Low degree approximation of the polynomial extension of the logical-or function

Question

Let $x\in\{0,1\}^n$ be a binary vector of dimension $n$, and let $OR(x)$ be the "logical or" function (i.e., returns $1$ if at least one of the coordinates is $1$ and otherwise returns $0$).

Consider the following high-degree extension of $OR(x)$: Choose a prime $q\in[n^2,2n^2]$ and let $p:\mathbb{F}_q^n\to\mathbb{F}_q$ such that $$p(x_1,\ldots,x_n)=1-(1-x_1)\cdot(1-x_2)\cdot\ldots\cdot(1-x_n)$$ Note that $p$ is a polynomial of degree $n$.

Now, lets call a polynomial $p':\mathbb{F}_q^n\to\mathbb{F}_q$ an $\epsilon$-approximation of $p$ if

$$\Pr_{x\in\mathbb{F}_q^n}[p(x)\neq p'(x)]<\epsilon$$

Is there a way to construct a low-degree polynomial which approximates $p$ (the high degree extension of $OR$) with $\epsilon<\frac{1}{3}$ ?

Just to clarify, by low-degree I mean a constant degree (which is not a function of $n$).

Answer 1

No.
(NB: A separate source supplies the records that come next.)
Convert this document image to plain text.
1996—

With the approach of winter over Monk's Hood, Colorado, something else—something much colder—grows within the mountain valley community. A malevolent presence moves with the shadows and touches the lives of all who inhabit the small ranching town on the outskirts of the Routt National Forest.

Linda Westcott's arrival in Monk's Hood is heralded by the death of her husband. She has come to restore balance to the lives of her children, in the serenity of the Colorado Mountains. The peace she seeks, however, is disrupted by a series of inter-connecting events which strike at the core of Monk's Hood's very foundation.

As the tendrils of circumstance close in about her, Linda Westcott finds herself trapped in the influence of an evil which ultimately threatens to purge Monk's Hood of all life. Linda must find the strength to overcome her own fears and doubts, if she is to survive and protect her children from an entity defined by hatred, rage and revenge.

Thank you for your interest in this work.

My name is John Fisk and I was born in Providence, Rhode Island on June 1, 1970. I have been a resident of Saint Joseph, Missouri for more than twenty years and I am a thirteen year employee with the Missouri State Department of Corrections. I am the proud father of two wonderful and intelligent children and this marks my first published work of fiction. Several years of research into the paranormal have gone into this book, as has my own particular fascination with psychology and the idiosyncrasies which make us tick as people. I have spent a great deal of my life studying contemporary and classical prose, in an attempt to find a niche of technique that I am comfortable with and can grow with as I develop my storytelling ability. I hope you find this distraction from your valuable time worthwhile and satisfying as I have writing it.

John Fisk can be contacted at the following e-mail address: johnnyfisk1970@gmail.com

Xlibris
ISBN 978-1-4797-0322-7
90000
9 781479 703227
In fact, there is no such polynomial of degree smaller than $n$. Otherwise, $f=p-p'$ is a nonzero polynomial of degree at most $n$, hence

$$\Pr_{x\in\mathbb F_q^n}(p(x)=p'(x))=\Pr_{x\in\mathbb F_q^n}(f(x)=0)\le\frac nq<1-\epsilon$$

by the Schwartz–Zippel lemma.